Die Bachkantate (069): BWV112: Der Herr ist mein getreuer Hirt

  • BWV 112: Der Herr ist mein getreuer Hirt
    Kantate zum Sonntag Misericordias Domini (Leipzig, 8. April 1731)




    Lesungen:
    Epistel: 1. Petr. 2,21-25 (Christus als Vorbild; ihr seid nun bekehrt zu dem Hirten und Bischof eurer Seelen)
    Evangelium: Joh. 10,11-16 („Ich bin der gute Hirte“)



    Fünf Sätze, Aufführungsdauer: ca. 15 Minuten


    Textdichter: Wolfgang Meuslin (1497-1563)
    Choral (Nr. 1-5): “Der Herr ist mein getreuer Hirt”, nach dem 23. Psalm (um 1530)



    Besetzung:
    Soli: Sopran, Alt, Tenor, Bass; Coro: SATB; Oboe d’amore I + II, Horn I + II, Violino I/II, Viola, Continuo





    Versus 1 Choral SATB, Oboe d’amore I + II, Horn I + II, Streicher, Continuo
    Der Herr ist mein getreuer Hirt,
    Hält mich in seiner Hute,
    Darin mir gar nichts mangeln wird
    Irgend an einem Gute,
    Er weidet mich ohn’ Unterlass,
    Darauf wächst das wohlschmeckend Gras
    Seines heilsamen Wortes.


    Versus 2 Aria Alt, Oboe d’amore I, Continuo
    Zum reinen Wasser er mich weist,
    Das mich erquicken tue.
    Das ist sein fronheiliger Geist,
    Der macht mich wohlgemute.
    Er führest mich auf rechter Straß’
    Seiner Geboten ohn’ Ablass
    Von wegen seines Namens willen.


    Versus 3 Recitativo Bass, Streicher, Continuo
    Und ob ich schon wandert’ im finstern Tal,
    Fürcht’ ich kein Ungelücke
    In Verfolgung, Leiden Trübsal
    Und dieser Welte Tücke:
    Denn du bist bei mir stetiglich,
    Dein Stab und Stecken trösten mich,
    Auf dein Wort ich mich lasse.


    Versus 4 Duetto Sopran, Tenor, Streicher, Continuo
    Du bereitest für mir einen Tisch
    Für mein’ Feinden allenthalben,
    Machst mein Herze unverzagt und frisch,
    Mein Haupt tust du mir salben
    Mit deinem Geist, der Freuden Öl,
    Und schenkest voll ein meiner Seel’
    Deiner geistlichen Freuden.


    Versus 5 Choral SATB, Oboe d’amore I + II, Horn I + II, Streicher, Continuo
    Gutes und die Barmherzigkeit
    Folgen mir nach im Leben,
    Und ich wird’ bleiben allezeit
    Im Haus des Herren eben,
    Auf Erd’ in christlicher Gemein’
    Und nach dem Tod da werd’ ich sein
    Bei Christo, meinem Herren.




    Diese Kantate ist eine Choralkantate Bachs, die allerdings untypischerweise nicht nur zwei oder drei Strophen des zugrundeliegenden Chorals wörtlich verwendet (während die übrigen Strophen vom Kantatendichter sinngemäß umgedichtet wurden, um daraus Rezitative und Arientexte zu gewinnen), sondern den gesamten Text aller Strophen des Chorals in unveränderter Form beibehält.
    Bach hat dies nicht oft praktiziert (z.

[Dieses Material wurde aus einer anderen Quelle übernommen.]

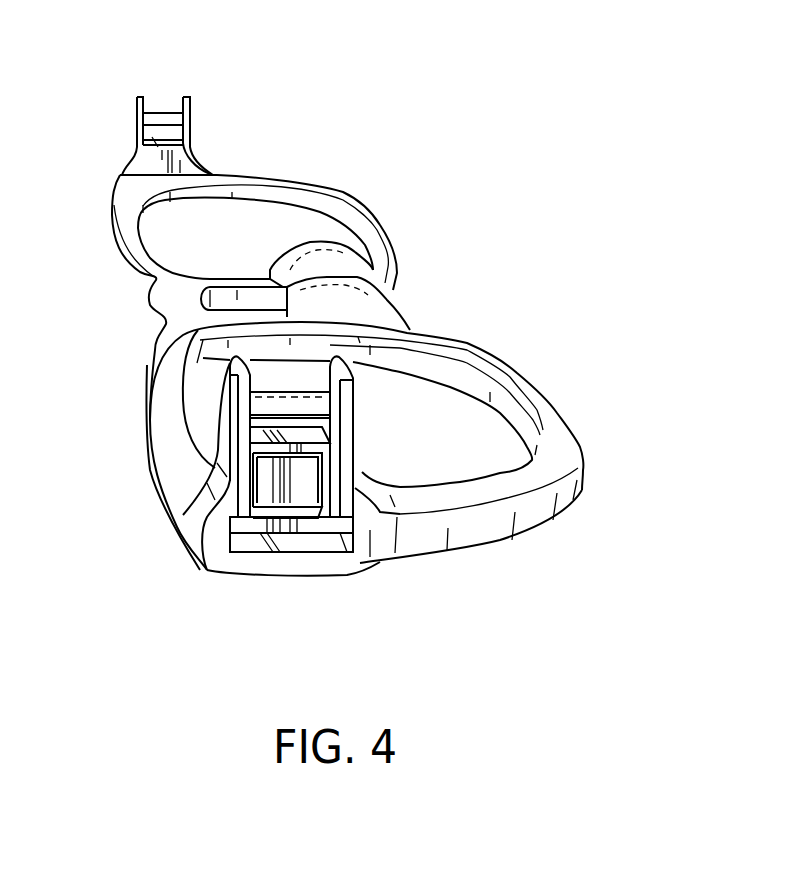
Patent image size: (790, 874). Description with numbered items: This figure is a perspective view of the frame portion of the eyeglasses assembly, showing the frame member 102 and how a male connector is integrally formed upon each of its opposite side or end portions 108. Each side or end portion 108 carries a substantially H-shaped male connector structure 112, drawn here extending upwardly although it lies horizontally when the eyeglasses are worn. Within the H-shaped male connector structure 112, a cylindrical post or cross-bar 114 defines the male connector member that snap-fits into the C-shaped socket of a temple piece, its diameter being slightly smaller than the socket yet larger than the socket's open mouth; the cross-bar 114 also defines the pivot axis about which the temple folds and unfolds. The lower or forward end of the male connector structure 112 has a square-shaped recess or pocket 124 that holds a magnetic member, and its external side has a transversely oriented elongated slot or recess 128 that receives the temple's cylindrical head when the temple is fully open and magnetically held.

The frame member 102 is at (567, 487).
The side or end portion 108 is at (185, 167).
The H-shaped male connector structure 112 is at (360, 410).
The cylindrical post or cross-bar 114 is at (290, 393).
The square-shaped recess or pocket 124 is at (297, 470).
The transversely oriented elongated slot or recess 128 is at (313, 547).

B. in seiner Osterkantate BWV 4), evtl. geschah dies auch in Ermangelung eines Poeten, der ihm beim "Umdichten" der alten Choralstrophen half.


    Wie schon in den Kantaten BWV 104 und BWV 85 ist das Thema "Jesus als guter Hirte" auch in dieser Kantate dankbar aufgegriffen worden.
    Der Choral, der dieser Kantate zugrundeliegt, ist wiederum eine freie Umdichtung des bekannten Psalms 23 ("Der Herr ist mein Hirte"), der ja sehr gut zum Evangelium des heutigen Sonntags passt.
    Nicht zu verwechseln übrigens mit den Choralstrophen von Cornelius Becker, die Bach in seinen beiden anderen Kantaten für den Sonntag Misericordias Domini verwendet hat - auch hier wird der 23. Psalm zu einem mehrstrophigen Choral umgedichtet.


    Die Wahl von 2 Hörnern und 2 Oboi d'amore hat Bach sicherlich getroffen, um den pastoralen Charakter dieser Kantate auszudrücken.

    "Es ist mit dem Witz wie mit der Musick, je mehr man hört, desto feinere Verhältnisse verlangt man."